Things turns from bad to worse when Francis grows increasingly violent, emotionally blackmailing Tom to “pay up” for being gay and having loved his brother. None of that makes sense to Tom but he stays, even after a climactic sequence where Francis chases Tom through a huge cornfield and beats him as he lies on the ground. The whole thing is so erotically charged and fashionably choreographed that most of the frames could be a Diesel ad. Gabriel Yared’s clinging, haunting score envelops this scene and the whole movie like some poisonous, inescapable web.

This is Dolan’s first adaptation (from a play by Michel Marc Bouchard) and he takes a different approach from his previous works. As in “Laurence Anyways,” Dolan has a weakness for wanting to show what it’s like to be gay and misunderstood, but “Tom” ultimately comes off as a horror story about surviving the aftermath of a lover’s death. Gay or straight, the pain and loneliness is the same, which is something Francis can’t seem to fathom.

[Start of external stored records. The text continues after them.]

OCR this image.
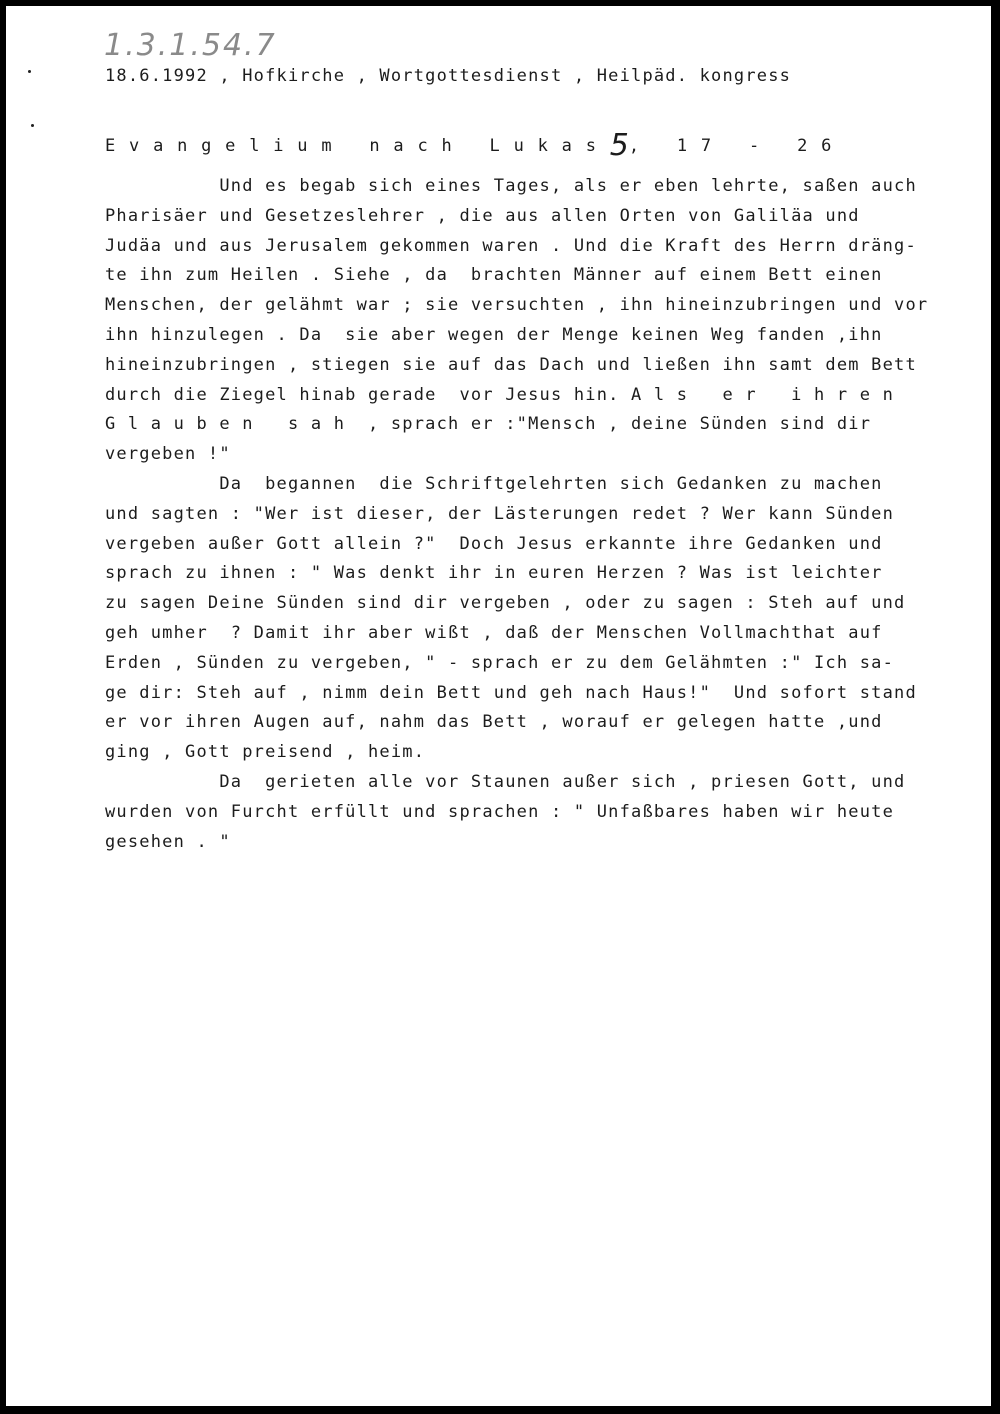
1.3.1.54.7
18.6.1992 , Hofkirche , Wortgottesdienst , Heilpäd. kongress
Evangelium nach Lukas5, 17 - 26
Und es begab sich eines Tages, als er eben lehrte, saßen auch
Pharisäer und Gesetzeslehrer , die aus allen Orten von Galiläa und
Judäa und aus Jerusalem gekommen waren . Und die Kraft des Herrn dräng-
te ihn zum Heilen . Siehe , da  brachten Männer auf einem Bett einen
Menschen, der gelähmt war ; sie versuchten , ihn hineinzubringen und vor
ihn hinzulegen . Da  sie aber wegen der Menge keinen Weg fanden ,ihn
hineinzubringen , stiegen sie auf das Dach und ließen ihn samt dem Bett
durch die Ziegel hinab gerade  vor Jesus hin. A l s   e r   i h r e n
G l a u b e n   s a h  , sprach er :"Mensch , deine Sünden sind dir
vergeben !"
Da  begannen  die Schriftgelehrten sich Gedanken zu machen
und sagten : "Wer ist dieser, der Lästerungen redet ? Wer kann Sünden
vergeben außer Gott allein ?"  Doch Jesus erkannte ihre Gedanken und
sprach zu ihnen : " Was denkt ihr in euren Herzen ? Was ist leichter
zu sagen Deine Sünden sind dir vergeben , oder zu sagen : Steh auf und
geh umher  ? Damit ihr aber wißt , daß der Menschen Vollmachthat auf
Erden , Sünden zu vergeben, " - sprach er zu dem Gelähmten :" Ich sa-
ge dir: Steh auf , nimm dein Bett und geh nach Haus!"  Und sofort stand
er vor ihren Augen auf, nahm das Bett , worauf er gelegen hatte ,und
ging , Gott preisend , heim.
Da  gerieten alle vor Staunen außer sich , priesen Gott, und
wurden von Furcht erfüllt und sprachen : " Unfaßbares haben wir heute
gesehen . "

Our hero wants to escape from the farm but at the same time he is powerless as he senses Guillaume’s presence, which pulls him back to the depressing rural landscape.

There’s nothing for Tom at the farm, but you get the feeling there’s nothing waiting for him in the city either. He’s grieving for Guillaume, and Francis knows too well how to manipulate that. Like sex without a shred of intimacy.